Drugs that target the endocannabinoid system by inhibiting the cannabinoid 1 receptor (CB1R) have been shown to reduce body weight. However, the physiological mechanisms by which such drugs achieve this in humans are not fully understood. Heymsfield and colleagues now present data indicating that the CB1R inverse agonist taranabant mediates weight loss in humans by decreasing food intake and increasing resting energy expenditure.

Taranabant has been shown to cause weight loss in rodents when the central nervous system CB1R occupancy is above 30%. To test the hypothesis that the drug would have the same effect in humans, the authors first determined the dose needed to achieve target CB1R brain occupancy. A positron emission tomography study performed using the CB1R-selective ligand [18F]MK-9470 indicated that an average target of 30% occupancy would be reached with taranabant doses of 4–6 mg per day.

Next, they conducted a double-blind, placebo-controlled study to determine whether treatment with taranabant would decrease body weight in obese patients more than treatment with placebo, in conjunction with a reduced-calorie diet. Over 12 weeks, patients receiving taranabant (0.5–6 mg) achieved more weight loss compared with patients receiving the placebo in a dose-dependent manner. The most common adverse events experienced during this study were gastrointestinal- and psychiatric-related.

To investigate the mechanisms underlying the observed weight loss, the authors devised a 24-hour food-intake study (double-blind, placebo- and active-controlled, single-dose, four-period crossover). During this time period, patients treated with taranabant (12 mg to simulate steady-state exposure to a 6 mg chronic dose) reduced their calorie intake compared with those receiving placebo. Further to this, a parallel 24-hour indirect calorimetry study showed that patients receiving taranabant experienced a small increase in energy expenditure (indicating that the basal metabolic rate was raised) accompanied by a significant decrease in respiratory quotient (suggesting an increase in fat oxidation).
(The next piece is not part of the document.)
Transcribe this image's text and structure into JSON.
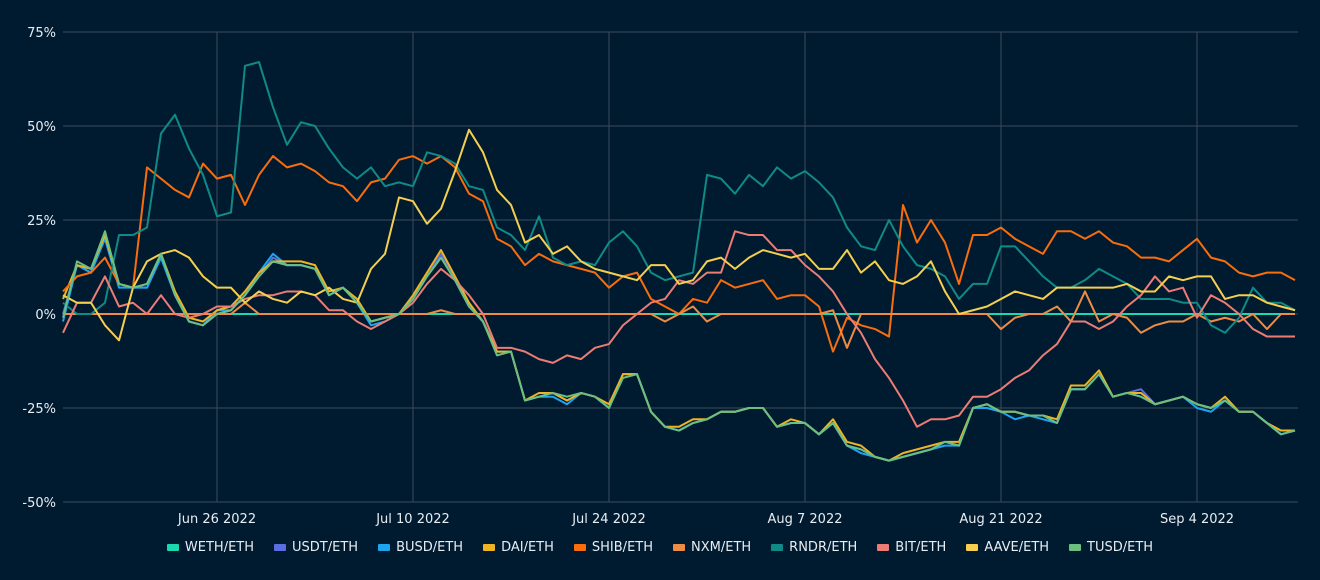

An important issue for the future therapeutic potential of CB1R-targeted agents such as taranabant is the clinical significance of psychiatric-related adverse events. These have been a source of concern for the selective CB1R antagonist rimonabant (Acomplia; Sanofi–Aventis), which has received regulatory approval in Europe but not in the US, following a negative FDA advisory committee vote. Results from a Phase III trial of taranabant that could clarify this issue, as well as the extent of its efficacy, are anticipated to be announced later this year.